Lunt is the cartoonist who helped spearhead this project.

After doing a previous book with the Department of Veterans Affairs about veterans’ issues called "When I Returned," he noticed that there were no women portrayed within that book.

Now he wants to change that.

Cartoonist Kurt Shaffert

Cartoonist Kurt Shaffert sketches mother and son pair. They discuss what it was like as a military family and for a mother raising a son as they traveled. Credit: Rebecca Sananes/VPR

 

“These are stories that we know aren't heard nearly enough, especially in the culture that we're swimming in right now, to get to amplify that voice and share that voice and get to do what we love — which is making comics — sharing these important stories is just the biggest honor," says Lunt. 

About 10 to 15 percent of the US military is made up of women. But many feel like their stories and experiences are often overlooked.

Gail Fanscher, a retired Air Force veteran, describes what it was like moving her family around for different deployments.

“[My son John] was in four or five — no, six different schools,” says Fanscher. 

As she talks, Kurt Schaffert scribbles furiously trying to capture Fanscher’s stories and likeness in cartoon form.

Gioia Cattabriga served for 10 years between the 70’s and 80’s everywhere from Fort Dix, New Jersey, to Frankfurt, Germany.

She says her biggest threat in that time wasn't the enemy — but her male peers.

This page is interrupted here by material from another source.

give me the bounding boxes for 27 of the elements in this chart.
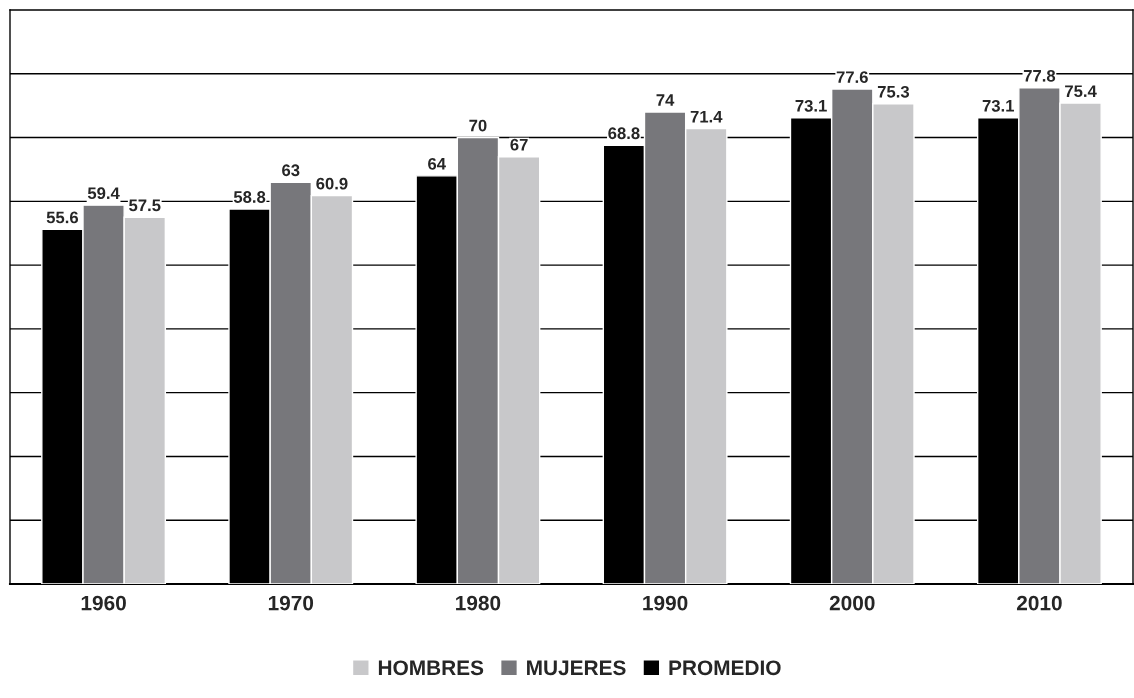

“I hated the everyday politics and the fact that women were blamed for so much and we were really resented I think and regarded as freaks,” says Cattabriga. “When I came home on leave, people that knew me in my hometown said, 'you know there are only two kinds of women that join the service: whores and lesbians — which one are you?'”

That's part of the reason why Carey Russ, the Women's Program Manager at the White River Junction medical center, co-wrote a grant for the VA Innovators Network — a national program developed in 2015 that funds projects conceived by veterans and aimed at helping veterans.

Twenty-two sites around the country are part of the program. Most projects that receive funds from the network deal with medical treatment.

But Russ thought the arts had a place in Veterans Affairs too.

“Women still feel invisible. They still feel like their stories aren't heard and their experiences aren't heard. And they often tell me people still don't know that women are in the military and that women are veterans and I think that it's really validating for women who have served alongside men for many years to be thought of as their equal counterpart. Because of course, they are.”

The women will continue to meet with cartoonists throughout the year and together they will create a series of illustrated stories that will be shared with VA women's programs around the country.